Patient history, physical examination, hematologic and chemical laboratory analyses were performed prior to beginning cycle 1 of therapy and prior to each subsequent treatment cycle. Tumor measurements were performed after every 2 treatment cycles. Tumor responses were judged by the response evaluation criteria in solid tumors (RECIST) guidelines.26 A protocol amendment was made to capture tumor measurements using the Modified RECIST measurement system.27 Patients were withdrawn from study for disease progression or symptomatic deterioration, unacceptable toxicity as assessed by the study physician, treatment delay of greater than 3 weeks or if more than the prescribed dose modifications were required. A 2-stage design was employed such that 20 patients would be enrolled in the first stage, with an evaluation of response rate and safety performed. A response rate of 20% or higher would be sufficient to declare this regimen worthy of further study, while a response rate of 5% or lower would be indicate no further interest in this setting. If at least one confirmed partial response was noted, the study would continue accrual to a total of 40 patients. This design has a significance level (probability of false declaring an agent with a true 5% response probability to warrant further study) of 5% and a power (probability of correctly declaring an agent with a 20% response probability to warrant further study) of 92%.
Results
Patients
Patient recruitment was undertaken from November, 2005 through April, 2008, with a 3-month temporary closure for first stage evaluation. A total of 54 patients were registered, with 48 eligible for enrollment, but 1 patient not analyzable due to refusal of treatment. Patient characteristics for the 47 patients are presented in Table 1. The median patient age was 66.8 years (range 43 to 84 years). The majority of patients were male. Racial composition was white (94%), not available (6%); ethnic composition was Hispanic (4%), Non-Hispanic (87%) and unknown 9%. Patient performance status was 0 in 34%, 1 in 53% and 2 in 13% of patients. The majority of patients had < 5% loss of body weight within the 6 months prior to enrollment.

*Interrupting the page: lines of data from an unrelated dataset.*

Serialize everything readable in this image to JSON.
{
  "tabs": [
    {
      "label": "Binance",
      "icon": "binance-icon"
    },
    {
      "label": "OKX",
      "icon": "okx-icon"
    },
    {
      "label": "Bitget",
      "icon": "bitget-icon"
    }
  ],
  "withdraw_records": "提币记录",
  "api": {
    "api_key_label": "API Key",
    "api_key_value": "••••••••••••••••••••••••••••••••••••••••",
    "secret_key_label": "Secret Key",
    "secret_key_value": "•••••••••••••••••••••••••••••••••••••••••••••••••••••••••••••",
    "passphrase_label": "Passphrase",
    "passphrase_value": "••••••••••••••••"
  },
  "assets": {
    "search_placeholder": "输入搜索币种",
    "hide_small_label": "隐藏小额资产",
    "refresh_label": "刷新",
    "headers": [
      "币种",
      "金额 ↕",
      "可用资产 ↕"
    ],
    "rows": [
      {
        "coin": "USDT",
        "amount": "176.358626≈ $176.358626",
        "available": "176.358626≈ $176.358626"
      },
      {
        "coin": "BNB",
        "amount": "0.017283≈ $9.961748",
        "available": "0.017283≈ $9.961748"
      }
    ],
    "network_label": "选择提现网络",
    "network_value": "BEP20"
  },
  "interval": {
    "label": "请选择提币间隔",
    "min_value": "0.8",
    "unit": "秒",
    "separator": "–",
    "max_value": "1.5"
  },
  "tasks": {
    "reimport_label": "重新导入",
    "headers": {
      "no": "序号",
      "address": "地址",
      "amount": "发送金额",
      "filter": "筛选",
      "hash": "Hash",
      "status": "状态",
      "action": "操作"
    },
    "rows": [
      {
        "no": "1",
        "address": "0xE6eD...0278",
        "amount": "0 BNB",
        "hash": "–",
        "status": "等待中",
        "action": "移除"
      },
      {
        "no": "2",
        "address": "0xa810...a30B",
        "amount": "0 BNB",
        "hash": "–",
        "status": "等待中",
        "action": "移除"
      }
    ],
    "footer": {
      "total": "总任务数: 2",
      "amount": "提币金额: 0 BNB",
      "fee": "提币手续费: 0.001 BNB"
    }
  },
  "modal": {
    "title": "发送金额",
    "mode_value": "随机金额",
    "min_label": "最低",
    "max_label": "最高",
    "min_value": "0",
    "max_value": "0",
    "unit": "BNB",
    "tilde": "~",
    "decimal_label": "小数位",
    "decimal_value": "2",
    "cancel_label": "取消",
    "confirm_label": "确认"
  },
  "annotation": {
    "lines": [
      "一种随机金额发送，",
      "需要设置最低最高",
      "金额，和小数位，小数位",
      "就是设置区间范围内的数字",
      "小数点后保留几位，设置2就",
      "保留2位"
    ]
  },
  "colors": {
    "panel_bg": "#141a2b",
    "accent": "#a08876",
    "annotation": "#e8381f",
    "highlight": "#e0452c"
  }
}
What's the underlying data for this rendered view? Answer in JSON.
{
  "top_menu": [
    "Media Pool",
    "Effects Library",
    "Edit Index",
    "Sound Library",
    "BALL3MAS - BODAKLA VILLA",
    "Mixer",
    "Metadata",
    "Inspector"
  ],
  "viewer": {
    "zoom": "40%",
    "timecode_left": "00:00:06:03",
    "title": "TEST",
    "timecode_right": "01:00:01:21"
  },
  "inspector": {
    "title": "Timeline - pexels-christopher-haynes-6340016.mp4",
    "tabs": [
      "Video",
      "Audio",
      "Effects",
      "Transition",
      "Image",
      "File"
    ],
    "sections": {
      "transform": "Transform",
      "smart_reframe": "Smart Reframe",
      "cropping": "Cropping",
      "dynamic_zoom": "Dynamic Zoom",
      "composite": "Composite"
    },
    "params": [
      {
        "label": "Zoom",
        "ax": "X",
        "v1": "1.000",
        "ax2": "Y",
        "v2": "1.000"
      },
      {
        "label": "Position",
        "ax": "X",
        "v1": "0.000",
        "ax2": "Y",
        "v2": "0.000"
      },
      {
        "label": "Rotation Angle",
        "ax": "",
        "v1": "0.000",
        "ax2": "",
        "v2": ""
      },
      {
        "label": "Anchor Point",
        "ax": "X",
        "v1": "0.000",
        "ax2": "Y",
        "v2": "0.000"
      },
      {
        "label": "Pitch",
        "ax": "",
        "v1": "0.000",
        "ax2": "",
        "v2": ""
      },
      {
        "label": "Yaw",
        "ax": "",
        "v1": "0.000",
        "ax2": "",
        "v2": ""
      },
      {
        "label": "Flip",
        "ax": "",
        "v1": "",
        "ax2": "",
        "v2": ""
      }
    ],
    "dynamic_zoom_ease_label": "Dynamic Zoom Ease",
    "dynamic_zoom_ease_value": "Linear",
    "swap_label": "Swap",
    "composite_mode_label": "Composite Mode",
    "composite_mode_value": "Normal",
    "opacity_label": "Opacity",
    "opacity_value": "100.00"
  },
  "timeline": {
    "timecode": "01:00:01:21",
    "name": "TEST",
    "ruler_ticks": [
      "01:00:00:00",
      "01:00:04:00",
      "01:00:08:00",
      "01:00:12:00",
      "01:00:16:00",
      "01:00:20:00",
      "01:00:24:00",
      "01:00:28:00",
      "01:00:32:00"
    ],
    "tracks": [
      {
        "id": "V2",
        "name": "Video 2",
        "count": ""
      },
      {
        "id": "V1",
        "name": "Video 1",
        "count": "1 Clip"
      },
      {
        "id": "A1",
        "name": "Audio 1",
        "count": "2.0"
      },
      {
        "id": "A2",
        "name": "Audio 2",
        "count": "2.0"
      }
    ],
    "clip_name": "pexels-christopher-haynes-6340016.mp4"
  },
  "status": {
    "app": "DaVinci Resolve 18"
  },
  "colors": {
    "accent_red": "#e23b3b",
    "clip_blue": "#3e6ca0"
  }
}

Table 1. Patient Characteristics.
N=47 | |
---|---|
Median age (years) | 66.8 (range 43-84) |
Male:Female (%) | 38:9 (81%: 19%) |
Zubrod Performance Status | |
0: 1: 34% 53% |
|
2: 13% | |
Six month prior weight loss: | |
<5%: 70% | |
5-<20%: 17% | |
>20%: 4% | |
Not reported: 9% |
Tumor histologic subtype was classified as epithelial (60%), biphasic (6%); and not otherwise specified (23%) by local institution pathology review. No patient had a sarcomatous histology tumor. A formal central pathology review was not performed.
Response and Survival
For 4 patients, response was not able to be determined due to inadequate assessment. These four patients are assumed to be non-responders and are included in calculations of response rate. For 43 evaluable patients, response data are summarized in Table 2. There were no complete responses. Four patients (9%) had partial responses, including two patients with bulky disease who had 91% and 56% tumor shrinkage (See Figures 1a-d). Sixteen patients (34%) had stable disease, documented at least 6 weeks after registration and before progression or symptomatic deterioration range 2.4 to 13.7 months). Twenty patients (43%) had progressive disease, 2 patients (4%) had symptomatic deterioration, and 1 patient (2%) had early death.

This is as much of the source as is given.